La prédiction théorique est réalisée. Il s’agit maintenant de la vérifier par l’observation. Le 18 septembre, Le Verrier écrit à Johann Galle, à l’observatoire de Berlin. Le soir même de la réception de la lettre, le 23 septembre, Galle pointe son télescope sur la position prédite par Le Verrier, et y découvre un objet jusque là inconnu : Neptune. Cette observation clôt le problème, et démontre la puissance prédictive des lois de Newton.

La découverte de Neptune révèle également que la postérité peut être cruelle. Un brillant astronome anglais de 22 ans, John Couch Adams, avait entrepris le même travail mathématique à Cambridge. Il avait prédit la position de Neptune en septembre 1845, soit presque un an avant Le Verrier (qui ignorait ses travaux). Il écrivit d’abord à un astronome de Greenwich, puis, ne recevant pas de réponse, au directeur de l’observatoire de Greenwich, George Airy. Ce dernier, peu intéressé, demanda des précisions si futiles que Adams abandonna.
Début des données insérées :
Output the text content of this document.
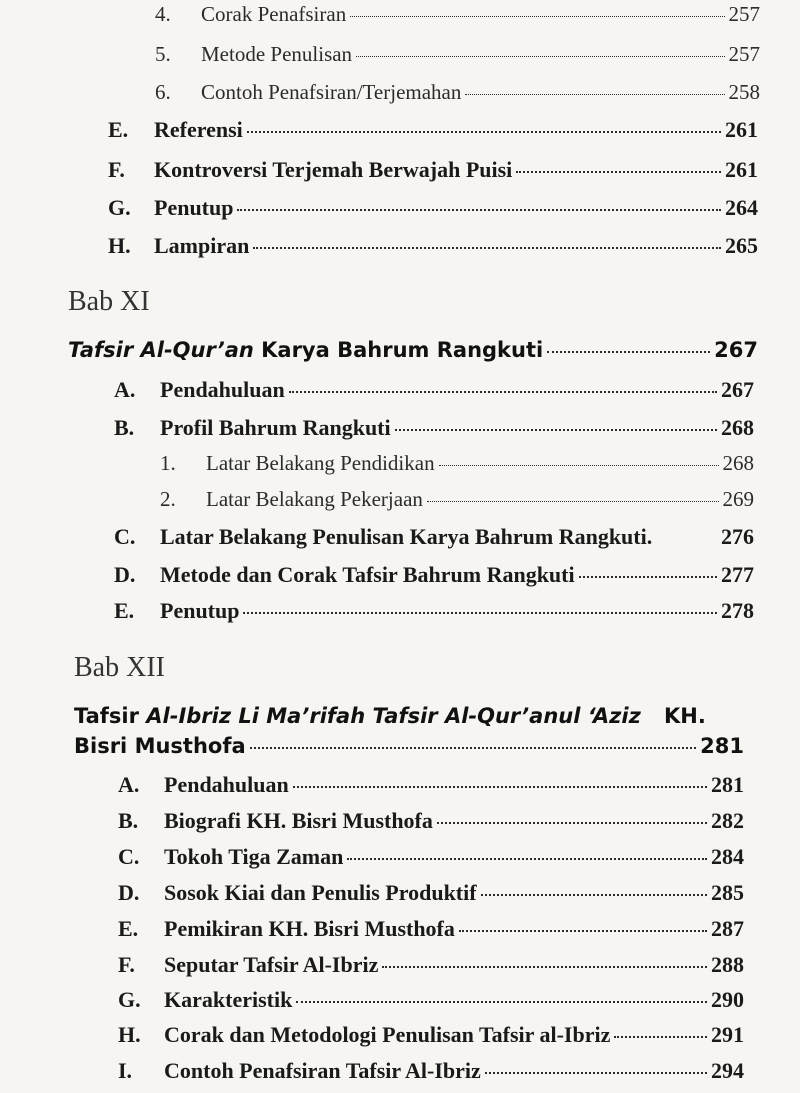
4.	Corak Penafsiran	257
5.	Metode Penulisan	257
6.	Contoh Penafsiran/Terjemahan	258
E.	Referensi	261
F.	Kontroversi Terjemah Berwajah Puisi	261
G.	Penutup	264
H.	Lampiran	265
Bab XI
Tafsir Al-Qur’an Karya Bahrum Rangkuti	267
A.	Pendahuluan	267
B.	Profil Bahrum Rangkuti	268
1.	Latar Belakang Pendidikan	268
2.	Latar Belakang Pekerjaan	269
C.	Latar Belakang Penulisan Karya Bahrum Rangkuti.	276
D.	Metode dan Corak Tafsir Bahrum Rangkuti	277
E.	Penutup	278
Bab XII
Tafsir Al-Ibriz Li Ma’rifah Tafsir Al-Qur’anul ‘Aziz KH.
Bisri Musthofa	281
A.	Pendahuluan	281
B.	Biografi KH. Bisri Musthofa	282
C.	Tokoh Tiga Zaman	284
D.	Sosok Kiai dan Penulis Produktif	285
E.	Pemikiran KH. Bisri Musthofa	287
F.	Seputar Tafsir Al-Ibriz	288
G.	Karakteristik	290
H.	Corak dan Metodologi Penulisan Tafsir al-Ibriz	291
I.	Contoh Penafsiran Tafsir Al-Ibriz	294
6.2.3 Et lorsque cela ne marche pas ? Les trajectoires de Mercure et de la Lune

Figure 55: Le Verrier

Figure 56. J.C. Adams

La découverte de Neptune est un argument en faveur de la validité des lois de Newton. Mais que penser lorsque la mécanique newtonienne ne parvient pas à expliquer un phénomène astronomique, au sens où les observations ne sont pas compatibles avec les énoncés théoriques et les énoncés d’observation déduits des lois de Newton ?
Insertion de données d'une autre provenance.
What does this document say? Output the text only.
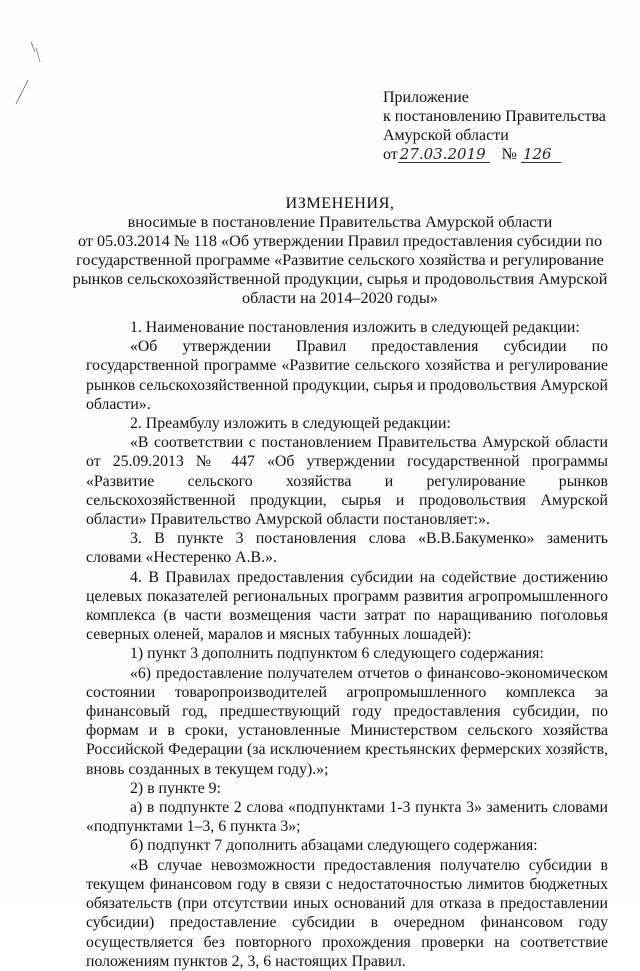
Приложение
к постановлению Правительства
Амурской области
от 27.03.2019 № 126
ИЗМЕНЕНИЯ,
вносимые в постановление Правительства Амурской области
от 05.03.2014 № 118 «Об утверждении Правил предоставления субсидии по
государственной программе «Развитие сельского хозяйства и регулирование
рынков сельскохозяйственной продукции, сырья и продовольствия Амурской
области на 2014–2020 годы»

1. Наименование постановления изложить в следующей редакции:

«Об утверждении Правил предоставления субсидии по государственной программе «Развитие сельского хозяйства и регулирование рынков сельскохозяйственной продукции, сырья и продовольствия Амурской области».

2. Преамбулу изложить в следующей редакции:

«В соответствии с постановлением Правительства Амурской области от 25.09.2013 № 447 «Об утверждении государственной программы «Развитие сельского хозяйства и регулирование рынков сельскохозяйственной продукции, сырья и продовольствия Амурской области» Правительство Амурской области постановляет:».

3. В пункте 3 постановления слова «В.В.Бакуменко» заменить словами «Нестеренко А.В.».

4. В Правилах предоставления субсидии на содействие достижению целевых показателей региональных программ развития агропромышленного комплекса (в части возмещения части затрат по наращиванию поголовья северных оленей, маралов и мясных табунных лошадей):

1) пункт 3 дополнить подпунктом 6 следующего содержания:

«6) предоставление получателем отчетов о финансово-экономическом состоянии товаропроизводителей агропромышленного комплекса за финансовый год, предшествующий году предоставления субсидии, по формам и в сроки, установленные Министерством сельского хозяйства Российской Федерации (за исключением крестьянских фермерских хозяйств, вновь созданных в текущем году).»;

2) в пункте 9:

а) в подпункте 2 слова «подпунктами 1-3 пункта 3» заменить словами «подпунктами 1–3, 6 пункта 3»;

б) подпункт 7 дополнить абзацами следующего содержания:

«В случае невозможности предоставления получателю субсидии в текущем финансовом году в связи с недостаточностью лимитов бюджетных обязательств (при отсутствии иных оснований для отказа в предоставлении субсидии) предоставление субсидии в очередном финансовом году осуществляется без повторного прохождения проверки на соответствие положениям пунктов 2, 3, 6 настоящих Правил.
Un exemple similaire à celui de la découverte de Neptune est celui du déplacement du périhélie74 de Mercure, la première planète du système solaire, par rapport à la théorie newtonienne. Pour expliquer ces irrégularités, Le Verrier et d’autres tentèrent d’utiliser la même « ruse » que dans le cas d’Uranus : faire l’hypothèse de l’existence d’une nouvelle planète (nommée Vulcain) qui perturberait l’orbite de Mercure. Les calculs furent menés, mais cette hypothétique planète ne fût jamais observée. Il fallait donc se rendre à l’évidence : ces anomalies échappaient à la mécanique newtonienne ! Un second exemple est la trajectoire de la Lune : celle-ci se trouvait parfois légèrement en avance ou en retard par apport aux prédictions théoriques. De plus, les anomalies semblaient évoluer de manière hasardeuse et imprévisible.

Que déduire de ces deux cas où les calculs réalisés à partir des lois de Newton ne permettent pas d’établir une correspondance avec les faits observés ?
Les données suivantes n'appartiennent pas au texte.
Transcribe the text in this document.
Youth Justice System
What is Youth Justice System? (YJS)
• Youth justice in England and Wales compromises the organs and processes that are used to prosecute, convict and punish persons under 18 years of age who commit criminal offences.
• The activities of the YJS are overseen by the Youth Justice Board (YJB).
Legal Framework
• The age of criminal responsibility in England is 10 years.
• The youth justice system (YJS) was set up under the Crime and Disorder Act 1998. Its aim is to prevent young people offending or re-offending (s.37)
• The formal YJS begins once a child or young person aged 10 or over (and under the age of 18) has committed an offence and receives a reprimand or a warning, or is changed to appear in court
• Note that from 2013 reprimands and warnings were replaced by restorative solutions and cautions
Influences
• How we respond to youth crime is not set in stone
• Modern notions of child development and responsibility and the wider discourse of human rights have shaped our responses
Dans le premier cas, celui de la trajectoire de Mercure, ce sont les phénomènes physiques mis en jeu qui échappent à la mécanique Newtonienne . Il a fallu attendre qu’Albert Einstein (1879-1955, prix Nobel de Physique 1921) révise la théorie de la gravitation dans le cadre de la théorie de la Relativité Générale en 1915 pour pouvoir expliquer la trajectoire de Mercure, après presque 50 années de mise en échec de la théorie newtonienne.

Le second cas est différent : la trajectoire de la Lune est bien gouvernée par la physique contenue dans les lois de Newton, mais c’est la prédiction (sur des temps de longueur arbitraire et avec une précision infinie) grâce au calcul mathématique qui est impossible ! Pour comprendre cela, il a fallu attendre 1890, année où Henri Poincaré (1854-1912) analyse la structure des équations et introduit les bases de ce qui est aujourd’hui appelé la théorie du chaos. La trajectoire de la Lune est chaotique, et n’est donc pas prévisible, au sens traditionnel du terme utilisé depuis Laplace (cela sera discuté plus en profondeur dans le chapitre 10).

Ces deux exemples montrent la complexité de l’interprétation de l’incompatibilité entre une théorie et des énoncés d’observation. Dans le cas de Mercure, c’est la théorie qui doit être étendue, pour rendre compte de nouveaux mécanismes. Dans le second cas, la théorie n’a pas besoin d’être étendue, mais c’est l’idée de prédiction qui doit être révisée !

74 Conformément aux lois de Képler, Mercure suit une trajectoire elliptique. Le périhélie désigne la rotation des axes de l’ellipse dans le plan de celle-ci. Pour Mercure, elle est de 42 secondes d’angle par siècle.